Purpose: To describe the clinical features in a series of 8 patients with cytologically proven granulomatous vitritis in the context of systemic malignancy.

Design: Retrospective case review series from 2004 through 2018 to identify all cases of cytologically proven granulomatous vitritis and to analyze its disease associations and causes.

Participants: Twenty-three patients with a cytologic diagnosis of granulomatous vitritis were identified, 8 of whom demonstrated systemic malignancy.

Main outcome measures: To identify a clinical profile of the 8 cases of granulomatous vitritis occurring in the setting of systemic malignancy, focusing on the timing of the eye presentation compared with the timing of the systemic malignancy.

Methods: Patients with a cytologic diagnosis of granulomatous vitritis seeking treatment from 2004 through 2018 were included in this retrospective case series. Case notes were recalled and reviewed for demographic features, medical history, presenting symptoms, investigations, surgical procedures, and follow-up.

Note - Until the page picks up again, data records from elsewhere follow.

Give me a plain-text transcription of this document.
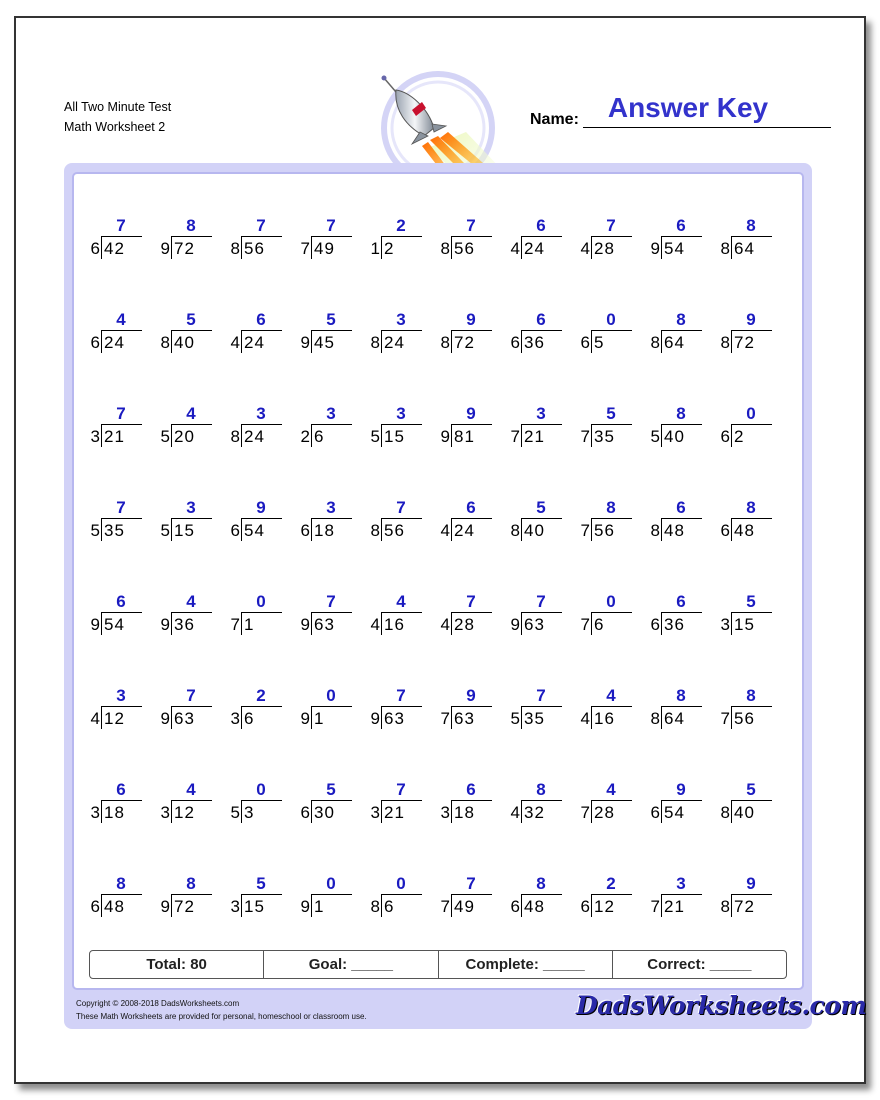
All Two Minute Test
Math Worksheet 2	Name:	Answer Key
7
6 42
8
9 72
7
8 56
7
7 49
2
1 2
7
8 56
6
4 24
7
4 28
6
9 54
8
8 64
4
6 24
5
8 40
6
4 24
5
9 45
3
8 24
9
8 72
6
6 36
0
6 5
8
8 64
9
8 72
7
3 21
4
5 20
3
8 24
3
2 6
3
5 15
9
9 81
3
7 21
5
7 35
8
5 40
0
6 2
7
5 35
3
5 15
9
6 54
3
6 18
7
8 56
6
4 24
5
8 40
8
7 56
6
8 48
8
6 48
6
9 54
4
9 36
0
7 1
7
9 63
4
4 16
7
4 28
7
9 63
0
7 6
6
6 36
5
3 15
3
4 12
7
9 63
2
3 6
0
9 1
7
9 63
9
7 63
7
5 35
4
4 16
8
8 64
8
7 56
6
3 18
4
3 12
0
5 3
5
6 30
7
3 21
6
3 18
8
4 32
4
7 28
9
6 54
5
8 40
8
6 48
8
9 72
5
3 15
0
9 1
0
8 6
7
7 49
8
6 48
2
6 12
3
7 21
9
8 72
Total: 80	Goal: _____	Complete: _____	Correct: _____
Copyright © 2008-2018 DadsWorksheets.com
These Math Worksheets are provided for personal, homeschool or classroom use.	DadsWorksheets.com
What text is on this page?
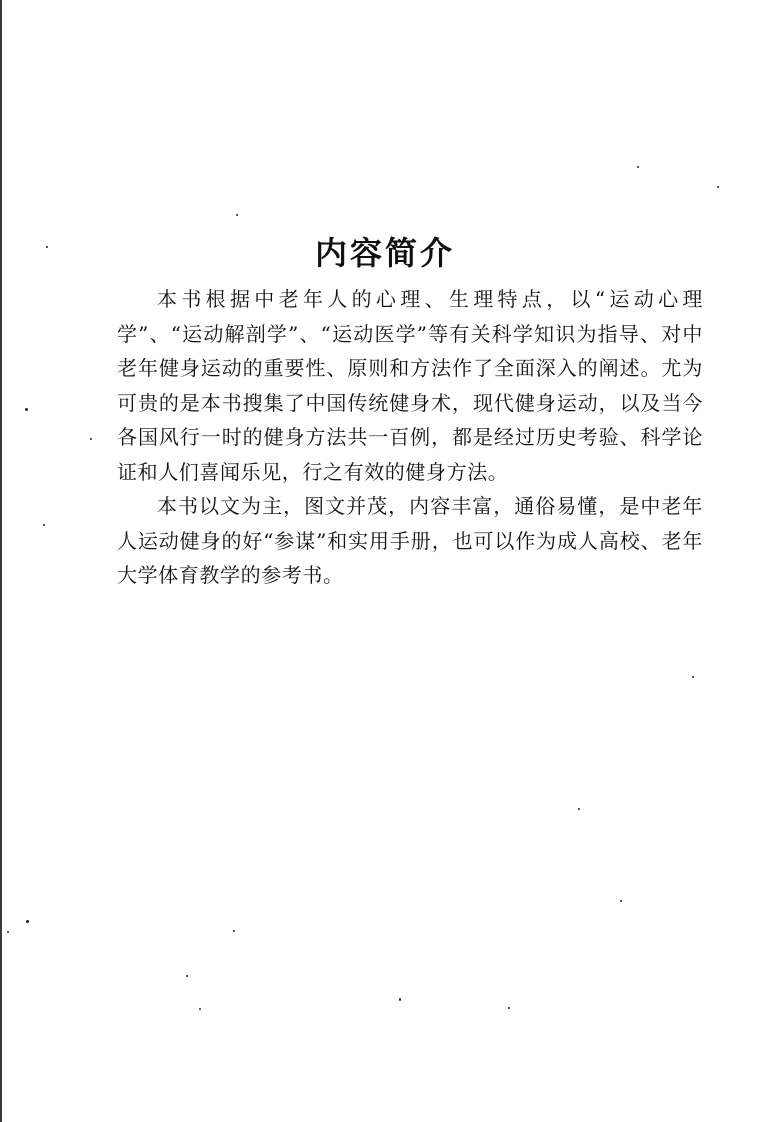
内容简介

本书根据中老年人的心理、生理特点，以“运动心理学”、“运动解剖学”、“运动医学”等有关科学知识为指导、对中老年健身运动的重要性、原则和方法作了全面深入的阐述。尤为可贵的是本书搜集了中国传统健身术，现代健身运动，以及当今各国风行一时的健身方法共一百例，都是经过历史考验、科学论证和人们喜闻乐见，行之有效的健身方法。

本书以文为主，图文并茂，内容丰富，通俗易懂，是中老年人运动健身的好“参谋”和实用手册，也可以作为成人高校、老年大学体育教学的参考书。
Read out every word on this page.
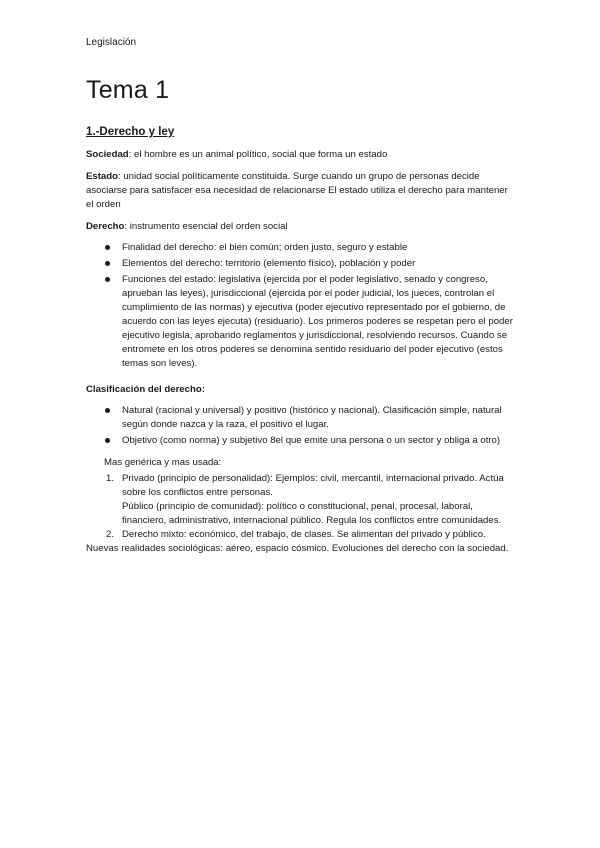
Legislación

Tema 1
1.-Derecho y ley

Sociedad: el hombre es un animal político, social que forma un estado

Estado: unidad social políticamente constituida. Surge cuando un grupo de personas decide asociarse para satisfacer esa necesidad de relacionarse El estado utiliza el derecho para mantener el orden

Derecho: instrumento esencial del orden social

Finalidad del derecho: el bien común; orden justo, seguro y estable
Elementos del derecho: territorio (elemento físico), población y poder
Funciones del estado: legislativa (ejercida por el poder legislativo, senado y congreso, aprueban las leyes), jurisdiccional (ejercida por el poder judicial, los jueces, controlan el cumplimiento de las normas) y ejecutiva (poder ejecutivo representado por el gobierno, de acuerdo con las leyes ejecuta) (residuario). Los primeros poderes se respetan pero el poder ejecutivo legisla, aprobando reglamentos y jurisdiccional, resolviendo recursos. Cuando se entromete en los otros poderes se denomina sentido residuario del poder ejecutivo (estos temas son leves).

Clasificación del derecho:

Natural (racional y universal) y positivo (histórico y nacional). Clasificación simple, natural según donde nazca y la raza, el positivo el lugar.
Objetivo (como norma) y subjetivo 8el que emite una persona o un sector y obliga a otro)

Mas genérica y mas usada:

1. Privado (principio de personalidad): Ejemplos: civil, mercantil, internacional privado. Actúa sobre los conflictos entre personas.
Público (principio de comunidad): político o constitucional, penal, procesal, laboral, financiero, administrativo, internacional público. Regula los conflictos entre comunidades.
2. Derecho mixto: económico, del trabajo, de clases. Se alimentan del privado y público.

Nuevas realidades sociológicas: aéreo, espacio cósmico. Evoluciones del derecho con la sociedad.
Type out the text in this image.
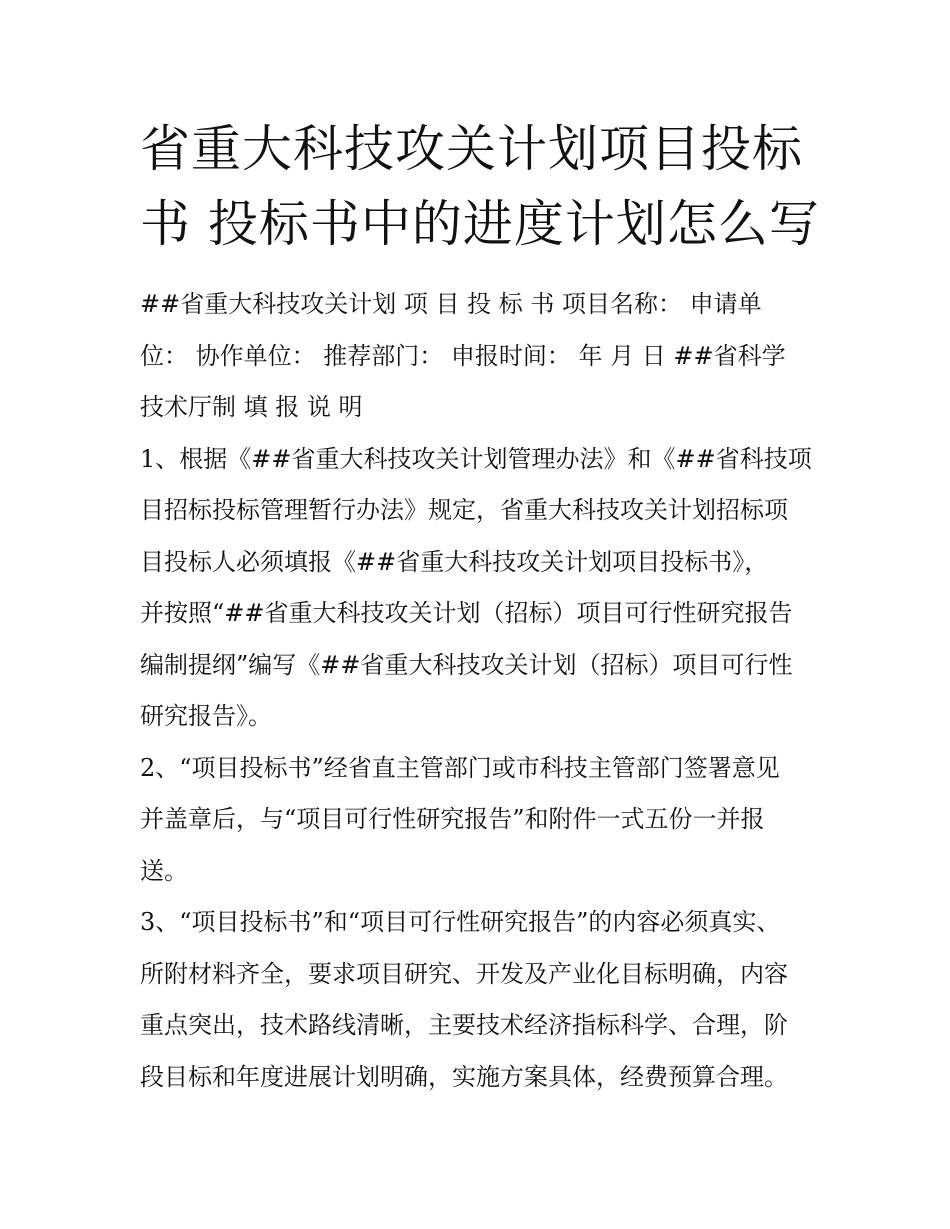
省重大科技攻关计划项目投标
书 投标书中的进度计划怎么写

##省重大科技攻关计划 项 目 投 标 书 项目名称： 申请单
位： 协作单位： 推荐部门： 申报时间： 年 月 日 ##省科学
技术厅制 填 报 说 明

1、根据《##省重大科技攻关计划管理办法》和《##省科技项
目招标投标管理暂行办法》规定，省重大科技攻关计划招标项
目投标人必须填报《##省重大科技攻关计划项目投标书》，
并按照“##省重大科技攻关计划（招标）项目可行性研究报告
编制提纲”编写《##省重大科技攻关计划（招标）项目可行性
研究报告》。

2、“项目投标书”经省直主管部门或市科技主管部门签署意见
并盖章后，与“项目可行性研究报告”和附件一式五份一并报
送。

3、“项目投标书”和“项目可行性研究报告”的内容必须真实、
所附材料齐全，要求项目研究、开发及产业化目标明确，内容
重点突出，技术路线清晰，主要技术经济指标科学、合理，阶
段目标和年度进展计划明确，实施方案具体，经费预算合理。
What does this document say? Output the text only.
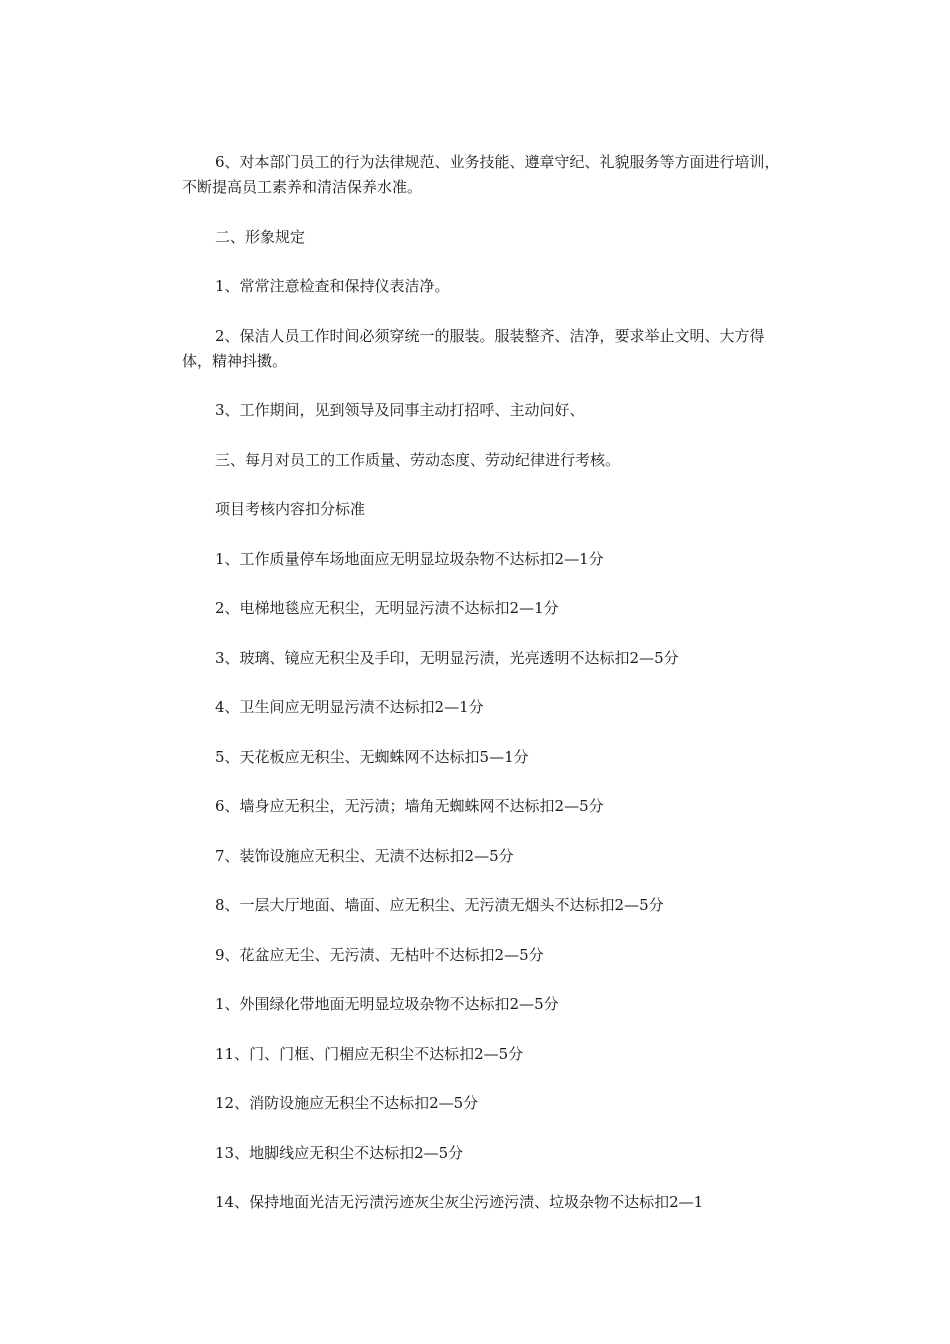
6、对本部门员工的行为法律规范、业务技能、遵章守纪、礼貌服务等方面进行培训，不断提高员工素养和清洁保养水准。

二、形象规定

1、常常注意检查和保持仪表洁净。

2、保洁人员工作时间必须穿统一的服装。服装整齐、洁净，要求举止文明、大方得体，精神抖擞。

3、工作期间，见到领导及同事主动打招呼、主动问好、

三、每月对员工的工作质量、劳动态度、劳动纪律进行考核。

项目考核内容扣分标准

1、工作质量停车场地面应无明显垃圾杂物不达标扣2—1分

2、电梯地毯应无积尘，无明显污渍不达标扣2—1分

3、玻璃、镜应无积尘及手印，无明显污渍，光亮透明不达标扣2—5分

4、卫生间应无明显污渍不达标扣2—1分

5、天花板应无积尘、无蜘蛛网不达标扣5—1分

6、墙身应无积尘，无污渍；墙角无蜘蛛网不达标扣2—5分

7、装饰设施应无积尘、无渍不达标扣2—5分

8、一层大厅地面、墙面、应无积尘、无污渍无烟头不达标扣2—5分

9、花盆应无尘、无污渍、无枯叶不达标扣2—5分

1、外围绿化带地面无明显垃圾杂物不达标扣2—5分

11、门、门框、门楣应无积尘不达标扣2—5分

12、消防设施应无积尘不达标扣2—5分

13、地脚线应无积尘不达标扣2—5分

14、保持地面光洁无污渍污迹灰尘灰尘污迹污渍、垃圾杂物不达标扣2—1
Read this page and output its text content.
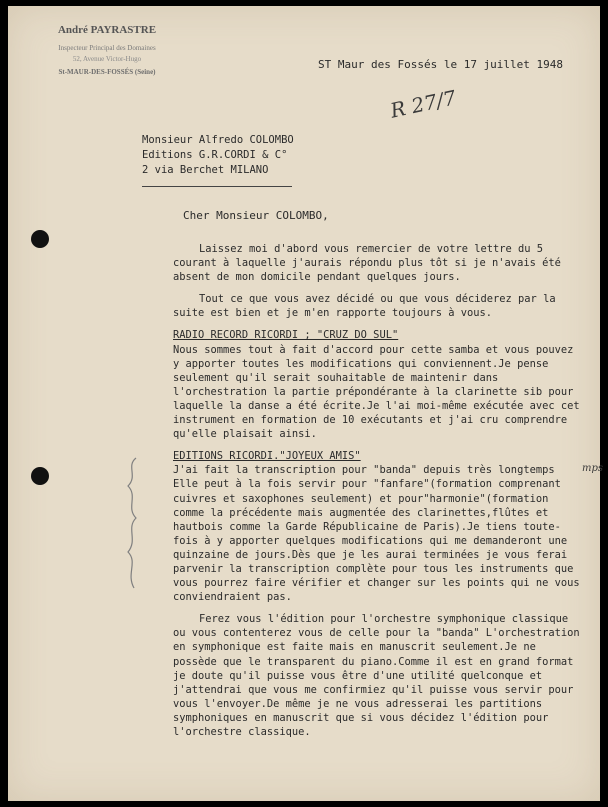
André PAYRASTRE
Inspecteur Principal des Domaines
52, Avenue Victor-Hugo
St-MAUR-DES-FOSSÉS (Seine)
ST Maur des Fossés le 17 juillet 1948
R 27/7
Monsieur Alfredo COLOMBO
Editions G.R.CORDI & C°
2 via Berchet MILANO
Cher Monsieur COLOMBO,

Laissez moi d'abord vous remercier de votre lettre du 5 courant à laquelle j'aurais répondu plus tôt si je n'avais été absent de mon domicile pendant quelques jours.

Tout ce que vous avez décidé ou que vous déciderez par la suite est bien et je m'en rapporte toujours à vous.

RADIO RECORD RICORDI ; "CRUZ DO SUL"

Nous sommes tout à fait d'accord pour cette samba et vous pouvez y apporter toutes les modifications qui conviennent.Je pense seulement qu'il serait souhaitable de maintenir dans l'orchestration la partie prépondérante à la clarinette sib pour laquelle la danse a été écrite.Je l'ai moi-même exécutée avec cet instrument en formation de 10 exécutants et j'ai cru comprendre qu'elle plaisait ainsi.

EDITIONS RICORDI."JOYEUX AMIS"

J'ai fait la transcription pour "banda" depuis très longtemps Elle peut à la fois servir pour "fanfare"(formation comprenant cuivres et saxophones seulement) et pour"harmonie"(formation comme la précédente mais augmentée des clarinettes,flûtes et hautbois comme la Garde Républicaine de Paris).Je tiens toute-fois à y apporter quelques modifications qui me demanderont une quinzaine de jours.Dès que je les aurai terminées je vous ferai parvenir la transcription complète pour tous les instruments que vous pourrez faire vérifier et changer sur les points qui ne vous conviendraient pas.

Ferez vous l'édition pour l'orchestre symphonique classique ou vous contenterez vous de celle pour la "banda" L'orchestration en symphonique est faite mais en manuscrit seulement.Je ne possède que le transparent du piano.Comme il est en grand format je doute qu'il puisse vous être d'une utilité quelconque et j'attendrai que vous me confirmiez qu'il puisse vous servir pour vous l'envoyer.De même je ne vous adresserai les partitions symphoniques en manuscrit que si vous décidez l'édition pour l'orchestre classique.

mps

Results: Twenty-three patients were diagnosed cytologically with granulomatous vitritis. Ten of 23 patients (43%) showed autoimmune and infectious causes, 5 of 23 patients (22%) showed were idiopathic causes, and 8 of 23 patients' (35%) disease was associated with systemic malignancy. In the latter group, the median age at presentation was 70 years (range, 55-89 years). Six patients showed bilateral disease, and the remaining 3 showed unilateral disease. Three of 8 patients showed primary systemic malignancy diagnosed after eye symptoms and 5 of 8 showed malignancy before the eye symptoms. These latter 5 patients all demonstrated a major relapse, metastasis, or both at the time of eye symptoms.

Conclusions: Paraneoplastic vitritis is primarily a disease of older age, with 67% of those affected older than 65 years. Ophthalmologists should maintain a high index of suspicion of paraneoplastic cause in bilateral posterior segment inflammation of uncertain origin, presenting for the first time, or heralding malignancy recurrence or metastasis in known cases of malignancy.